Saliou Samb embouche presque la même trompette. Lui qui fait partie des patients du jour. Ce vieux a perdu sa femme qui souffrait d’un cancer du sein, à cause de ces longs rendez-vous. “Quand elle a senti que ça n’allait pas, nous sommes venus voir le médecin dans ce même hôpital. Ce dernier lui a diagnostiqué un cancer du sein. Il nous a signifié qu’on doit commencer le traitement le plus rapidement possible.

Paradoxalement, il nous donne rendez-vous dans 6 mois. Parce qu’il y avait beaucoup de personnes sur la liste d’attente’’, explique le vieux avec une voix mélancolique. Trois mois avant son rendez-vous, sa femme est décédée. Ne pouvant pas digérer la pilule, le vieux Samb est retourné à l‘hôpital pour menacer le médecin d’assassinat. Il est convaincu que c’est une négligence, persuadé que s’il était riche, on allait la prendre en charge.

De ce fait, contrairement à Mme Diakité, lui estime qu’on ne peut épargner le manque de conscience professionnelle de certains médecins. “Ils accordent plus de privilèges aux hommes riches. Ces derniers sont mieux traités que nous qui sommes issus de familles modestes. J’ai constaté qu’à chaque fois que j’ai un rendez-vous, il y a des gens qui se font consulter sans rendez-vous. On se lève à 6 h pour être premier, eux viennent à 10 h, passent avant nous. Même si on a mille spécialistes dans chaque domaine, la situation ne va jamais changer.

C’est une question de comportement’’, dénonce-t-il. Le plus écœurant, ajoute-t-il, c’est qu’à partir d’une certaine heure, tous les spécialistes sont dans les cliniques. “Ils abandonnent les patients pour les structures privées. Parfois, au lieu de vous prendre en charge, ils vous orientent vers ces cliniques. C’est vrai qu’il nous faut des spécialistes, mais ils doivent respecter leur travail. Ils ont choisi d’être médecins. Le patient est roi, dans un hôpital. Qu’ils arrêtent ce qu’ils font. Je ne parlerai pas trop de l’État, parce que nous n’en n’avons pas. Nous avons des gens qui cherchent à s’enrichir avec l’argent du peuple’’, vocifère M. Samb.

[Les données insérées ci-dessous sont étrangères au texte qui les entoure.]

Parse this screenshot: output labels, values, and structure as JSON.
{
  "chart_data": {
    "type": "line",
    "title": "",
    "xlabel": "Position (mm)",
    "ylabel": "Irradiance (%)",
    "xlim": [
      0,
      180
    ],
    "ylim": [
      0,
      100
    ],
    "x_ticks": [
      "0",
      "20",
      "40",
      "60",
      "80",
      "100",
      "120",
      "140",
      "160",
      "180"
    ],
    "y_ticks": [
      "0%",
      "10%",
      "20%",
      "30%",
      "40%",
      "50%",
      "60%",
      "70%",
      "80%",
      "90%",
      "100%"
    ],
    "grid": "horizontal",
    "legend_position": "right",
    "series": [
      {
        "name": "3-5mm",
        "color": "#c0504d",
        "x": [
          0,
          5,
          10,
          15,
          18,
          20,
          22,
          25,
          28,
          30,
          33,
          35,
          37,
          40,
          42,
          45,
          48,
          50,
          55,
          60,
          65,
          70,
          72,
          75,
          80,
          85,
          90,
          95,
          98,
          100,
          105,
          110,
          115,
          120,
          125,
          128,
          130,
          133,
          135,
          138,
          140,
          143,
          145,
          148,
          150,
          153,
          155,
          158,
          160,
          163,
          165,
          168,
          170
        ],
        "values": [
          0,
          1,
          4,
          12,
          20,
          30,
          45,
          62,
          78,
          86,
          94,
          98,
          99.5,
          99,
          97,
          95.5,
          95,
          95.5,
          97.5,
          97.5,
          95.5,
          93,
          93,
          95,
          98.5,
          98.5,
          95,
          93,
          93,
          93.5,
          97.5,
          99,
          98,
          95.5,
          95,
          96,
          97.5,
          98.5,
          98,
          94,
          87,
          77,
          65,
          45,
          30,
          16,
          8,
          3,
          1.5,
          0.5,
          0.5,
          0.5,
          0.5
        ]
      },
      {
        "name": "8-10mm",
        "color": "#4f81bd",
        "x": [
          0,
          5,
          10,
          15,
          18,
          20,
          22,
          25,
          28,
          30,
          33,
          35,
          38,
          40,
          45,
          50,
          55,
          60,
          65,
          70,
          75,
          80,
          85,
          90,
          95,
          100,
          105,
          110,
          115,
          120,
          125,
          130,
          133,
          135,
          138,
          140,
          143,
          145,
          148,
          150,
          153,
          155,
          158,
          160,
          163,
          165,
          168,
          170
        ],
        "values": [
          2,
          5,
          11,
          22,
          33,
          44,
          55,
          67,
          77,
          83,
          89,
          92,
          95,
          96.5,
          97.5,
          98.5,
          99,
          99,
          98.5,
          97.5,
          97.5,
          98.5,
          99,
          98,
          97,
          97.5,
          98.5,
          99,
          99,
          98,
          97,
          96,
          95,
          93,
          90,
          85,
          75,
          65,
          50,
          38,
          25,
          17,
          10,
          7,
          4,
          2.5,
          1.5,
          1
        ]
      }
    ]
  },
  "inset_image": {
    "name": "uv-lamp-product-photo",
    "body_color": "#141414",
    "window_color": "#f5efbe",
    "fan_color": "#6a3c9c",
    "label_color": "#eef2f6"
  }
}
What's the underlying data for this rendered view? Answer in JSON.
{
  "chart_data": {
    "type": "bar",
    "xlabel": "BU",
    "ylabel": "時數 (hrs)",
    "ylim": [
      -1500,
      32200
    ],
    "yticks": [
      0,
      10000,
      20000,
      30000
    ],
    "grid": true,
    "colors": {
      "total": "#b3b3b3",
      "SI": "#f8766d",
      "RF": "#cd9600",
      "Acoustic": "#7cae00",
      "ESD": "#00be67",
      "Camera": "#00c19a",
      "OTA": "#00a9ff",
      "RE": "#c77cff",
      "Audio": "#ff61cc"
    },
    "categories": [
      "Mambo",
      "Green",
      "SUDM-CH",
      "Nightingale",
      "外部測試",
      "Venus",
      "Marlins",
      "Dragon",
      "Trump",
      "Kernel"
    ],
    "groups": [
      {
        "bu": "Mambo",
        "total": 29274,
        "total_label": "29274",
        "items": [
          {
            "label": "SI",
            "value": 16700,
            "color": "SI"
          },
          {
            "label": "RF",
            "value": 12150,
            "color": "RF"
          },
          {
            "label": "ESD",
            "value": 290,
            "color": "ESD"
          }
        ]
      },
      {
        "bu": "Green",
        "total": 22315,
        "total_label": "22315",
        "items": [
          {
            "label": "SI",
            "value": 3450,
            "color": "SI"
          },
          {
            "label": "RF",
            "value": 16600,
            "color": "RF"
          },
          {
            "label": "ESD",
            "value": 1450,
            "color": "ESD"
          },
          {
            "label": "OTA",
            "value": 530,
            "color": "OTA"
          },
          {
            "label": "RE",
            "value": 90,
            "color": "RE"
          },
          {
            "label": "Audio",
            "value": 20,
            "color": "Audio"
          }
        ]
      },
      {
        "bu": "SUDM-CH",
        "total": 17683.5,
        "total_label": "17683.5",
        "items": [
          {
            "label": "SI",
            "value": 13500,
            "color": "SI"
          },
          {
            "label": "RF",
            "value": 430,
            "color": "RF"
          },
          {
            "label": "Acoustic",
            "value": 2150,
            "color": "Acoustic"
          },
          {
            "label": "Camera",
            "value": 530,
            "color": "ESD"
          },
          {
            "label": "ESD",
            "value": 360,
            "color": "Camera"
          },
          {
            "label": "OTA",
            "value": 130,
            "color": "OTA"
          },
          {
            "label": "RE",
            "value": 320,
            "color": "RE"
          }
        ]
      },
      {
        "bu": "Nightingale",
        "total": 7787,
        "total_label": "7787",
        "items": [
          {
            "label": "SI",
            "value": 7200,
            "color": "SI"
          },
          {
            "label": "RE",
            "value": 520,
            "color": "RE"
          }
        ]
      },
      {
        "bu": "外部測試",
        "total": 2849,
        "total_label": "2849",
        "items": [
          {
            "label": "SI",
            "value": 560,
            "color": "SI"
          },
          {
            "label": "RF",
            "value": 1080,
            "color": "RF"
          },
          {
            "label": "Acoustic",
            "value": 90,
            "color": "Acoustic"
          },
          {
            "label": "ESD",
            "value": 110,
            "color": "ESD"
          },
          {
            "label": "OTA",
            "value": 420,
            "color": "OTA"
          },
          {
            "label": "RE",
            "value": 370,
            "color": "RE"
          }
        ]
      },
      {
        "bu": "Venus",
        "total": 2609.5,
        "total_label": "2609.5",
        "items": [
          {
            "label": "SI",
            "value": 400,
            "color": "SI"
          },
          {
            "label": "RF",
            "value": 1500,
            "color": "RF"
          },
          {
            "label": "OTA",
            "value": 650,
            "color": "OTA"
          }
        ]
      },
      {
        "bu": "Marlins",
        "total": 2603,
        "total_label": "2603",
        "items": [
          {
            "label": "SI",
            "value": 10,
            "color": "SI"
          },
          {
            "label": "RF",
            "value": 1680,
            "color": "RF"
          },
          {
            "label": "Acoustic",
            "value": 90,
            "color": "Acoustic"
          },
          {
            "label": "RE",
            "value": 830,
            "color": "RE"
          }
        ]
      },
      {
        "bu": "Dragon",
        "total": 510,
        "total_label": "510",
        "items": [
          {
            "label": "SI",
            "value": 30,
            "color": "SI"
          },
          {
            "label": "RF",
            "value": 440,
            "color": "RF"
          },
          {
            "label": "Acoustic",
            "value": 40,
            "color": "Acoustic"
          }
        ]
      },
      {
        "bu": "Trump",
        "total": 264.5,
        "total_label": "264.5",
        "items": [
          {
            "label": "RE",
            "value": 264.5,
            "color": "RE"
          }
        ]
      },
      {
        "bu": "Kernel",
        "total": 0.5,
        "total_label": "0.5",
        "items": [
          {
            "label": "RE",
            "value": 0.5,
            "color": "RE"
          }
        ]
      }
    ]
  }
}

500 SPÉCIALISTES INSCRITS PAR AN : Seul le 1/3 des Sénégalais

Faute de spécialistes et de plateau technique, les victimes de l’accident du 17 août faisant 5 morts et 66 blessés dans le département de Bignona, ont doublement souffert. Le centre de santé où sont acheminés certains blessés ne dispose même pas de service de radiologie, encore moins d’Irm. En plus de cela, le bloc opératoire n’a jamais fonctionné depuis son ouverture, parce que, informe-ton, l’État ne parvient pas à trouver un chirurgien à y affecter. Pourtant, paradoxalement, il y a chaque année, 1 500 diplômés en études spécialisées (Des) inscrits à l’université. Mais, malheureusement, seuls les 500 sont sénégalais. “Quand on sait que la formation d’étudiants en médecine coûte excessivement cher, le Sénégal se permet le luxe de former des étrangers à la place de ses propres enfants’’, se désole un médecin. Cela est dû, à son avis, d’abord, au fait que les frais d’inscription ont augmenté à 500 mille par année. Il s’y ajoute le fait que les professeurs demandent beaucoup de services pour décourager les jeunes Sénégalais et les obligent à une année probatoire. C’est-à-dire, au lieu de faire 4 ans de formation, tu fais 5 ans. “C’est un deal sur le dos du peuple sénégalais. Parce que l’université gagne750 millions par an avec l’inscription à 500 mille des 1 500 Des. Sur les 5 années de formation, c’est 3 milliards 750 millions. Cet argent ne rentre pas à l’université, mais dans la poche des professeurs’’.